Durante a Gamescom e semanas seguintes, diversas vezes foi prometido que o preço e a data de lançamento seriam anunciados em breve. Contudo, o primeiro lote da versão Lite do console, a menos robusta, foi lançado somente em novembro de 2024, pelo valor inicial de R$ 2,6 mil. Após a venda desse lote inicial, o preço subirá para impressionantes R$ 3,3 mil.

Ayn Loki Zero: qualquer semelhança com o Zeenix não é mera coincidência.
Ayn Loki Zero: qualquer semelhança com o Zeenix não é mera coincidência.

A título de comparação, hoje é possível comprar um Xbox Series S no Brasil, com direito a nota fiscal e garantia, por R$ 2,5 mil. Um Nintendo Switch Lite sai por R$ 1,3 mil. Já o Steam Deck LCD de 64 GB pode ser encontrado por cerca de R$ 3,6 mil. Na minha opinião, por diversos motivos, todos esses consoles são melhores que o Zeenix Lite.

Entendo perfeitamente as dificuldades inerentes à comercialização de um produto tecnológico próprio em nosso país. O Brasil vem sendo desindustrializado há tempos; nossa economia gira basicamente em torno de commodities, sem mencionar a moeda desvalorizada, inflação e impostos exacerbados, inclusive sobre itens importados. No entanto, talvez o Zeenix tivesse maiores chances de sucesso se a Tectoy tivesse agido com transparência e seriedade com seu público desde o começo. A comunidade brasileira fã de videogames é extremamente engajada e apaixonada, frequentemente gastando o dinheiro que não tem para comprar jogos novos, videogames e hardware em geral, por exemplo. Possivelmente, abraçariam a causa, especialmente se o console fosse mais acessível.

Zeenix vai de Zeebo

Na última semana, Pedro Caxa, ex-head de marketing da Tectoy e responsável pelo projeto Zeenix, publicou um vídeo em suas redes sociais informando que não faz mais parte da empresa e que praticamente toda a equipe responsável pelo Zeenix deixou a Tectoy. Segundo ele, houve um descolamento entre o propósito e a visão da equipe do Zeenix e os executivos da Transire, empresa proprietária da Tectoy.
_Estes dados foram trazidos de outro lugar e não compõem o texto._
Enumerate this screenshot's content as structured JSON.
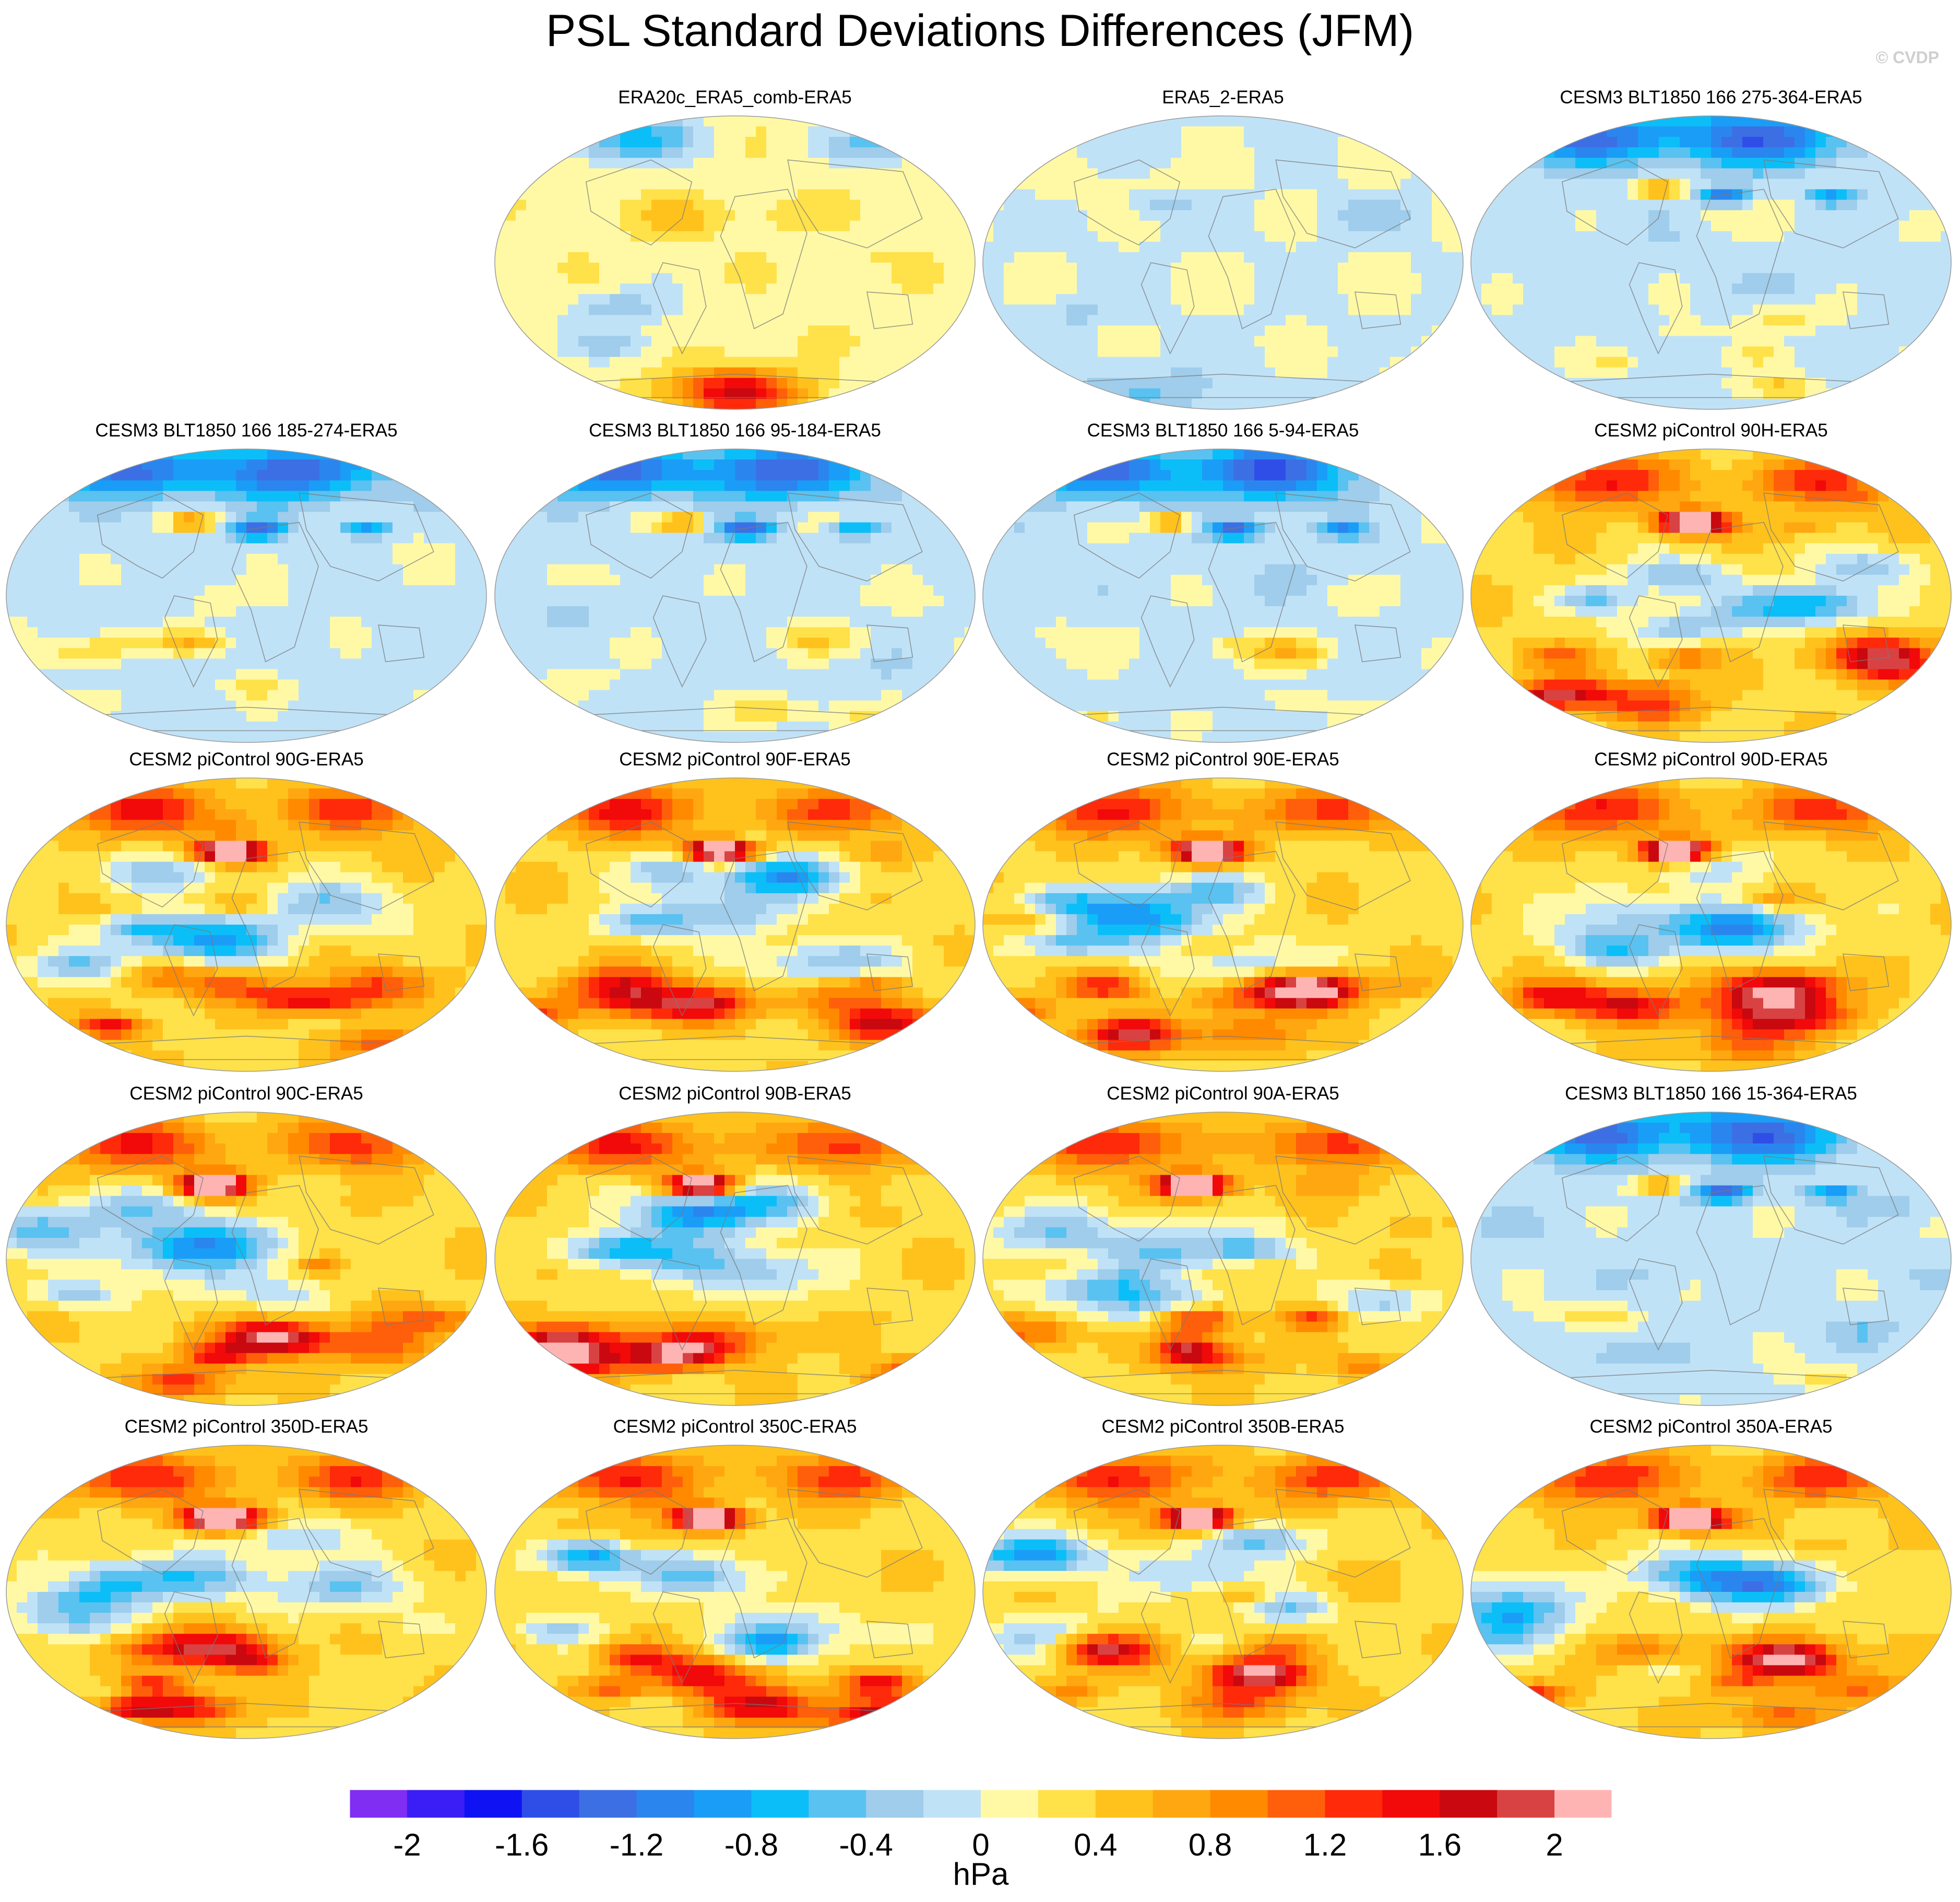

Apesar de essa notícia ter caído como uma bomba sobre o futuro do Zeenix, em nota ao veículo Omelete, a Tectoy afirmou que “a divisão de games da Tectoy segue totalmente empenhada nas iniciativas relativas ao Zeenix. As mudanças no time, realizadas em diferentes circunstâncias ao longo do último ano, em nada alteram o cronograma de lançamento dos produtos”.

Mesmo que o Zeenix Pro seja lançado e o Zeenix Lite seja mantido à venda, é evidente que o produto já não é o mesmo de um ano atrás. As mentes por trás do projeto sequer permanecem na empresa. Sinceramente, acho difícil que o Zeenix Lite seja reposto após a venda do lote inicial, e provavelmente a sua versão Pro nunca sairá do papel.

Zeebo: mais um fracasso da Tectoy.
Zeebo: mais um fracasso da Tectoy.

O público do Zeenix em breve passará a ser apenas os colecionadores entusiastas de itens raros. Logo o console valerá bastante em nosso mercado inflacionado de colecionismo de games. E, infelizmente, se juntará ao saudoso Zeebo como mais um fracasso da Tectoy. A empresa fundada em 1987, responsável pela importação e comercialização dos consoles da Sega no Brasil e por alegrar a infância de milhares de brasileiros dos anos 80 e 90, como eu, já perdeu sua identidade, tendo sido incorporada por uma empresa de soluções de pagamento. Provavelmente terá seu passado e legado enterrados ao longo dos próximos anos, assim como aconteceu com os cartuchos do jogo E.T. da Atari algumas décadas atrás.